THURSDAY, April 12, 2007
Sitting in a makeshift press room, Jake gives his story a final edit. He’s been running between this room and scrums with Chinese trade officials for 13 hours. At this point, the story makes complete sense and none at all. Hopefully the editors in Washington will iron out the rough spots.
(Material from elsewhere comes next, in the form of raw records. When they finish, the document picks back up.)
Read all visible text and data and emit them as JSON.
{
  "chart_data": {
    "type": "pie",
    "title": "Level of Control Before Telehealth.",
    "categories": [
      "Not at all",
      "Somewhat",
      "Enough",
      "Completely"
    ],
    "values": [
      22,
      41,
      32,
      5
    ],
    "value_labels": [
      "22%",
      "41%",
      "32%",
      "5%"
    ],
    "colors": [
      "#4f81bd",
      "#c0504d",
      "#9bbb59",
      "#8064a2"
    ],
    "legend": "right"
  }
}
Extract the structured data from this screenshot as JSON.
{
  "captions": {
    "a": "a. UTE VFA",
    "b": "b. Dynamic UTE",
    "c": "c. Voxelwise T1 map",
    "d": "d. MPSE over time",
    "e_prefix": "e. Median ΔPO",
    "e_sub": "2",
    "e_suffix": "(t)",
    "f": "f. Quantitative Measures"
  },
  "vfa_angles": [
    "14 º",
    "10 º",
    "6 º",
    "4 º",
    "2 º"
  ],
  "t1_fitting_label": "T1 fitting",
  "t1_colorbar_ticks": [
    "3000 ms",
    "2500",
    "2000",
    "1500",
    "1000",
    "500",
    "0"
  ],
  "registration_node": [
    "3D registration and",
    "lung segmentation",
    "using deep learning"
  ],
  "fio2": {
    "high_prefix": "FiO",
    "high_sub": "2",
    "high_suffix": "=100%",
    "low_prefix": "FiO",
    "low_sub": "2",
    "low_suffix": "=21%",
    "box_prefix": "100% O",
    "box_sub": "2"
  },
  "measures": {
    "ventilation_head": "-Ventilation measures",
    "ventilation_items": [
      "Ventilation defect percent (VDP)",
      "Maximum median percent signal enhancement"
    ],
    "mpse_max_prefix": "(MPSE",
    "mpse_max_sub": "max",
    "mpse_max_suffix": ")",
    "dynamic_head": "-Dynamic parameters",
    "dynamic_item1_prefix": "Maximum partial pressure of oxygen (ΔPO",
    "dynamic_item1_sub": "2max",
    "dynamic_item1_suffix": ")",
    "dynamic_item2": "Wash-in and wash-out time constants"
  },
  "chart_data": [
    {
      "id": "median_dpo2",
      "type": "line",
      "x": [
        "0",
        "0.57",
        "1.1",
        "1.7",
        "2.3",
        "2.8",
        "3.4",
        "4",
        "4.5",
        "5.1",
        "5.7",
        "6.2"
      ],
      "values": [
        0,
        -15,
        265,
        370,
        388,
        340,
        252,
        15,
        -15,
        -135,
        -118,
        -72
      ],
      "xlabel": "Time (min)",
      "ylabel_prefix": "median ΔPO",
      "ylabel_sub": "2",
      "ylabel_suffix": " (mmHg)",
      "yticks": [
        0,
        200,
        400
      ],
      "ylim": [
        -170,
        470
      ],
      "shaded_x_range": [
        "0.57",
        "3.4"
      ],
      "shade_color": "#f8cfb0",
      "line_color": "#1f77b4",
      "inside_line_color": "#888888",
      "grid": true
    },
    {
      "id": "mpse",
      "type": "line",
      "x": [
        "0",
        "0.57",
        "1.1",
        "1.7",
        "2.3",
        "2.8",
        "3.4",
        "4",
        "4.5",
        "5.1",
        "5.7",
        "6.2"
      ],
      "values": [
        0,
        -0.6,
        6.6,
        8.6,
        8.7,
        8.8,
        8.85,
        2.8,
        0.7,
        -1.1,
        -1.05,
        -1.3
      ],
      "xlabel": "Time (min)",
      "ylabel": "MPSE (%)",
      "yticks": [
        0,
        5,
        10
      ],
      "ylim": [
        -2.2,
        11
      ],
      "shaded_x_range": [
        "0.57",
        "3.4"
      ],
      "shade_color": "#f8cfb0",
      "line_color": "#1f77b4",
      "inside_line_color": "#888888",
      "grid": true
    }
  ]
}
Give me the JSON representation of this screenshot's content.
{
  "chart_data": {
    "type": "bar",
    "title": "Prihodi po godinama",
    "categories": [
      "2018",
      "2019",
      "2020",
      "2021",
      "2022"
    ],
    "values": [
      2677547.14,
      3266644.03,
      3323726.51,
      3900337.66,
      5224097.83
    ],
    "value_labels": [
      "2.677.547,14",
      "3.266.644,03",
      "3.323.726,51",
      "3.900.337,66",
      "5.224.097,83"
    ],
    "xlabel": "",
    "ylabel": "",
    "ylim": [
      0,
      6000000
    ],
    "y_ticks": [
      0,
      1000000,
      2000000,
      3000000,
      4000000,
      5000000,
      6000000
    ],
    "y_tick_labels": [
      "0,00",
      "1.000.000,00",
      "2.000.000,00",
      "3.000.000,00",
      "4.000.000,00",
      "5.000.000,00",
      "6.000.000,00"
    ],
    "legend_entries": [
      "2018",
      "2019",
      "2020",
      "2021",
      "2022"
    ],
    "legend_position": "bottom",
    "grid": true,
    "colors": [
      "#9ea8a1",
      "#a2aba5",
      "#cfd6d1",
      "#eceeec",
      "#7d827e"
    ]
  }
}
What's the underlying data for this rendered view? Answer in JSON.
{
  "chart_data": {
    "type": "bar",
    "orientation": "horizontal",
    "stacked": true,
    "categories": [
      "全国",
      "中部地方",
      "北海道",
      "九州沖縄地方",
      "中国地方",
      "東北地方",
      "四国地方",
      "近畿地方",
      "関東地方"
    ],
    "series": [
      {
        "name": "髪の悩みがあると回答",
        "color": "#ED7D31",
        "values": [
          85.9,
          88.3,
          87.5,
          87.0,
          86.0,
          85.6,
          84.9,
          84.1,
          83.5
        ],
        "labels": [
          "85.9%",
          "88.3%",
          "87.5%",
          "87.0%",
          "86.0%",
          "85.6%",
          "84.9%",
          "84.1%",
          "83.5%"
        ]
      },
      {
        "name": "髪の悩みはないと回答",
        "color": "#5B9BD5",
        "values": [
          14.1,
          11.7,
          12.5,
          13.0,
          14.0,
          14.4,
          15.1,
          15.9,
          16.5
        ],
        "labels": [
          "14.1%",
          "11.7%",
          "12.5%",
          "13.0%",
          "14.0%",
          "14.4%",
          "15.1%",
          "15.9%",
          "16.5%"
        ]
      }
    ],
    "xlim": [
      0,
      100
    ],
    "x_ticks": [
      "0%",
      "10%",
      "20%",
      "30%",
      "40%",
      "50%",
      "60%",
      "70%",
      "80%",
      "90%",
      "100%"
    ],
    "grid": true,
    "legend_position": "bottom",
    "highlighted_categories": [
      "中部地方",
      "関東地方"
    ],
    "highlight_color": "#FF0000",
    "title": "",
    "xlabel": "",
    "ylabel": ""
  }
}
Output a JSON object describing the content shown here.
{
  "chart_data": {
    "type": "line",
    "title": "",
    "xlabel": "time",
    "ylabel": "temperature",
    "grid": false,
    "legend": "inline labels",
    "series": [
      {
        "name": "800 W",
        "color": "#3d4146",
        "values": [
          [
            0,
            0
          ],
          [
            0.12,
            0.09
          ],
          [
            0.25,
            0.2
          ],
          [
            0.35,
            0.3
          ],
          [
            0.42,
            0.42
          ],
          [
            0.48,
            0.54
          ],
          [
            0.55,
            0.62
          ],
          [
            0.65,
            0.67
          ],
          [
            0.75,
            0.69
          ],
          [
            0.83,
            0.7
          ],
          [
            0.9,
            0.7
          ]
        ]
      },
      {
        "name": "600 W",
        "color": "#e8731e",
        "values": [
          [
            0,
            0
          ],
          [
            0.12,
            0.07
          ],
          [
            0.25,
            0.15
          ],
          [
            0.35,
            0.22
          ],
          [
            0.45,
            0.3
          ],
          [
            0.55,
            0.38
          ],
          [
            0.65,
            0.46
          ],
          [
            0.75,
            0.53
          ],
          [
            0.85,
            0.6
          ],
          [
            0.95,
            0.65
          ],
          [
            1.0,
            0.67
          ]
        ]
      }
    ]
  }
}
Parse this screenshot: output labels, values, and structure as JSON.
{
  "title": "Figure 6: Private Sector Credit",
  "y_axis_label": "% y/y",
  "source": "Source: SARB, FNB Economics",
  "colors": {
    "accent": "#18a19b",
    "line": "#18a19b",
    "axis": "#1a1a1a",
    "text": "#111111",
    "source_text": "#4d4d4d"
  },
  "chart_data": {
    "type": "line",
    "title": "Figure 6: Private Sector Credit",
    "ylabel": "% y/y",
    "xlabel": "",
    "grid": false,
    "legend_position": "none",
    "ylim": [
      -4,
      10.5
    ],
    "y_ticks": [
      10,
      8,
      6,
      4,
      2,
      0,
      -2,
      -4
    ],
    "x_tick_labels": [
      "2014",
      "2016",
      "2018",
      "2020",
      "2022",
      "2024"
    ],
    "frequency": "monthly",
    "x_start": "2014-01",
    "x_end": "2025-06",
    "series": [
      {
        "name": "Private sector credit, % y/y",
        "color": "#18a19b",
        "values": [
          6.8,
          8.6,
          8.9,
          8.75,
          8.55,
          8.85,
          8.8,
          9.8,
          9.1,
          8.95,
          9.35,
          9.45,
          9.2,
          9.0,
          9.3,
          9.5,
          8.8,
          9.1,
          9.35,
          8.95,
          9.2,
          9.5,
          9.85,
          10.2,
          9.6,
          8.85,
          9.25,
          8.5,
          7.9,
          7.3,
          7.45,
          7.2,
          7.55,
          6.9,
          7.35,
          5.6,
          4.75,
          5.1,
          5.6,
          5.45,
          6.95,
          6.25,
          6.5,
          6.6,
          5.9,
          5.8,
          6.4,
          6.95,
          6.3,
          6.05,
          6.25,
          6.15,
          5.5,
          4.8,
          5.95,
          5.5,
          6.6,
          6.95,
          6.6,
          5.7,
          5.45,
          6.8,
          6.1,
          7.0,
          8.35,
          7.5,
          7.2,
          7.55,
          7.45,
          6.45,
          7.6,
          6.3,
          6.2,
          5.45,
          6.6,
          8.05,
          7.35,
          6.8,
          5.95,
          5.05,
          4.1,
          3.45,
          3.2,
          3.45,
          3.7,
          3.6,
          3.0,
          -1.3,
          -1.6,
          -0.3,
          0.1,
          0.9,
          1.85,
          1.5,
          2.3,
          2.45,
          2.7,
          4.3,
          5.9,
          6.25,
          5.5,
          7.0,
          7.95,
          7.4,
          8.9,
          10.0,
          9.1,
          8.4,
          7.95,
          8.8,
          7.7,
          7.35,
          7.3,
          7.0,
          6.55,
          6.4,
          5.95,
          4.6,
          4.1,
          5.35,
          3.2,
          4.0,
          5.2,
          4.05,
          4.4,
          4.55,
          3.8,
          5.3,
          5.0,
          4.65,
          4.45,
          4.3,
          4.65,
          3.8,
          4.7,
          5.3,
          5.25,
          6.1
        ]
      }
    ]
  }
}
He sits next to Regine, who’s on the phone with her editors in London, clarifying a few final points. The reporters for Dow Jones, AP and Kyodo have left. Outside of the room, in the hotel’s lower concourse, a maze of function rooms where deep pile carpet deadens the sound and light from baroque lamps and wall sconces barely reaches the furthest corners, it could be any time of the day in any month in any year in any city.
“Are they letting you go now?” Jake asks Regine as she hangs up.
“Yes, and I’m knackered.”
“Nightcap somewhere?”
“I wish I had the energy, darling. I need to go to my room, call my boyfriend and collapse into the deepest sleep imaginable.”
“Sure, go ahead and abandon me.”
Jake curls his lower lip down into an exaggerated pout.
“Oh please. You need to check out the bars while you’re here and I’d be a liability.”
Regine closes her laptop and slides it into a shoulder bag. She gives Jake a pat on the shoulder. “You heading back to the Jing tomorrow morning or later in the day?”
“Depends on how late I’m out tonight.”
Jake pauses and looks around the room. The few remaining reporters are out of earshot.
“Hey Regine, remember you were asking me about my friend, Qiang?
“Yes.” Regine pulls out the seat next to Jake and sits.
“He’s still detained,” Jake says.
“Okay. What more can you tell me about this? Are you going to report what’s going on?”
“You know Toeler News. We’re all about business.”
“So, Jake, can you give me the details so I can get them out?”
Regine asks the question like a police officer trying to convince a cri
minal to hand over his gun and Jake pauses to think, to remember the strategy he’s worked out with Diane and Ben.
“No. We’re playing it safe for now.”
“Ok, so….”
“So, here’s a story that I think will make the authorities here squirm,” Jake says as he hands Regine the thumbnail drive. “It has nothing to do with Qiang, for now at least.”
“So, how does it…”
Jake puts his hand up and then leans toward Regine.
“Let’s make a deal. Don’t ask me questions about what’s going on with Qiang or the strategy we’re taking to resolve this and I promise to let you know about any new developments before anyone else.”
It’s close to 10:00 p.m. at one of a few discreet gay bars popping up around downtown Tianjin. After throwing back a double gin and tonic, Jake finds his target. A Chinese man in his early thirties sitting by himself at the bar, tapping out a text message. His shiny hair is trimmed short on the sides and left spiky up top. He wears glasses with dark maroon frames that match his striped maroon and orange shirt that he has tucked into a pair of jeans. Jake moves closer. The shoes look like Kenneth Cole or Ben Sherman. These brands aren’t in Beijing yet, let alone Tianjin, but Jake is sure the guy is from the Mainland. Guys from Tokyo or Seoul or Hong Kong in a gay bar on a Thursday night would be in t-shirts and running shoes. So the guy travels.
“Ni de yanjing hen shuai,” Jake says, leaning into the bar. Your glasses are very cool.
The guy looks up from his Nokia phone. “Thanks.”